On Palm Sunday, many communities of faith will be acting out the Gospel and those in the pews will take on the voice of the crowds. When given the choice, we will say, “Barabbas, Barabbas!”
This ought not to come as a surprise given the daily struggle it is to be a faithful disciple. Perhaps we can wonder what it is that is driving that choice for us at this moment in our lives. And as we move toward the Easter celebration of new life, we can have some sense of whether we need to be enlivened by greater faith, greater hope, or greater love.

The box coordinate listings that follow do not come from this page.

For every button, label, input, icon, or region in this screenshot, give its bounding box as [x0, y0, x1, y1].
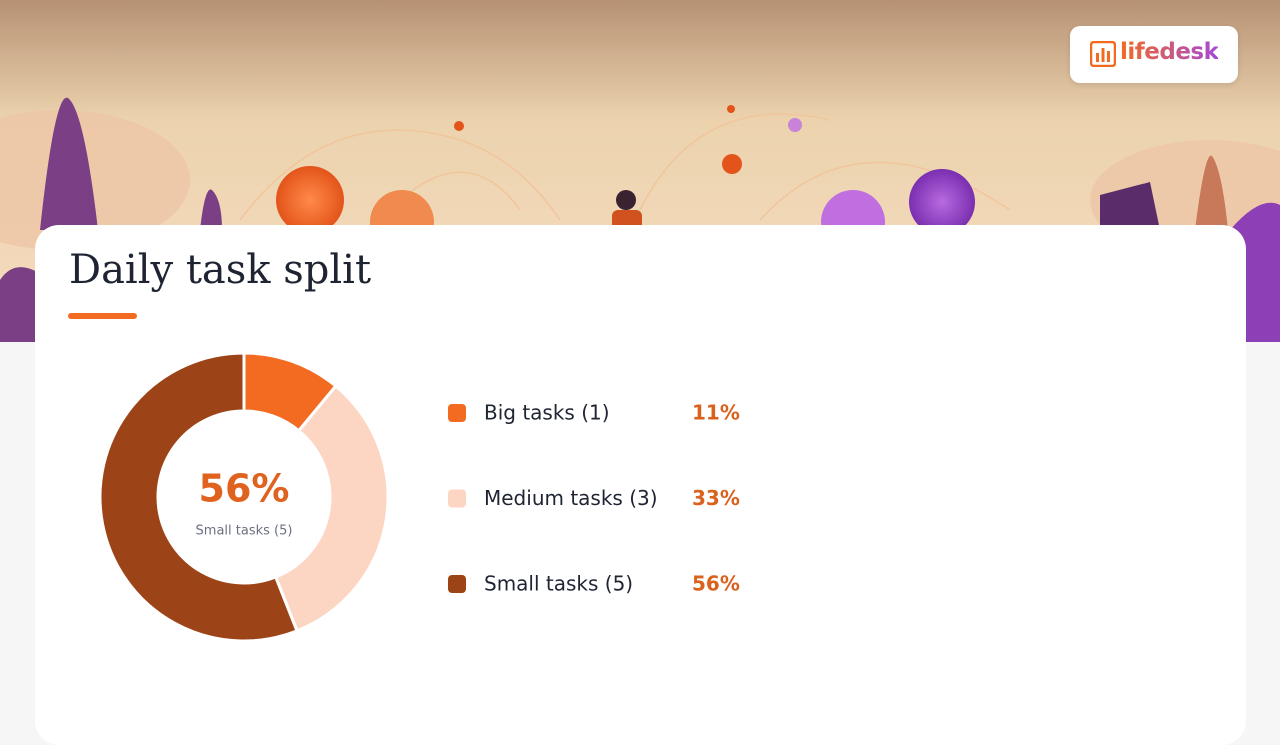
- chart-title: Daily task split: [69, 247, 372, 293]
- legend-swatch: [448, 489, 466, 508]
- logo-icon: [1090, 41, 1116, 67]
- title-underline: [68, 313, 137, 319]
- donut-segment: [273, 383, 390, 633]
- legend-swatch: [448, 404, 466, 422]
- legend-value: 56%: [692, 572, 740, 596]
- card: Daily task split 56% Small tasks (5) Big t…: [35, 225, 1246, 745]
- brand-name: lifedesk: [1120, 39, 1219, 65]
- donut-segment: [98, 351, 299, 643]
- center-value: 56%: [199, 467, 290, 511]
- legend-value: 33%: [692, 486, 740, 510]
- legend-swatch: [448, 575, 466, 593]
- logo[interactable]: lifedesk: [1070, 26, 1238, 83]
- legend-label: Big tasks (1): [484, 401, 610, 425]
- legend-label: Medium tasks (3): [484, 486, 658, 510]
- center-label: Small tasks (5): [196, 524, 293, 539]
- legend-label: Small tasks (5): [484, 572, 633, 596]
- chart: 56% Small tasks (5) Big tasks (1) 11% Medium…: [98, 351, 740, 643]
- legend-value: 11%: [692, 401, 740, 425]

Ultimately, the moral of this story is not that we would have been better off to let Barabbas suffer and die. As noted at the start, this is not about correctly identifying who is deserving of mercy and who is deserving of punishment. Because, in choosing the Son of the true Father, we are choosing the one who has mercy in mind for all, including even those involved in murderous rebellions. The great beauty of this scene with Jesus and Barabbas is that, while the earthly authority offers to release only one prisoner, our God offers to release them all. As we will celebrate next Sunday, God’s promise of liberation and new life cannot be thwarted by even our most scandalous failures and vices. To choose the Son of God is to choose mercy for the innocent and the guilty alike.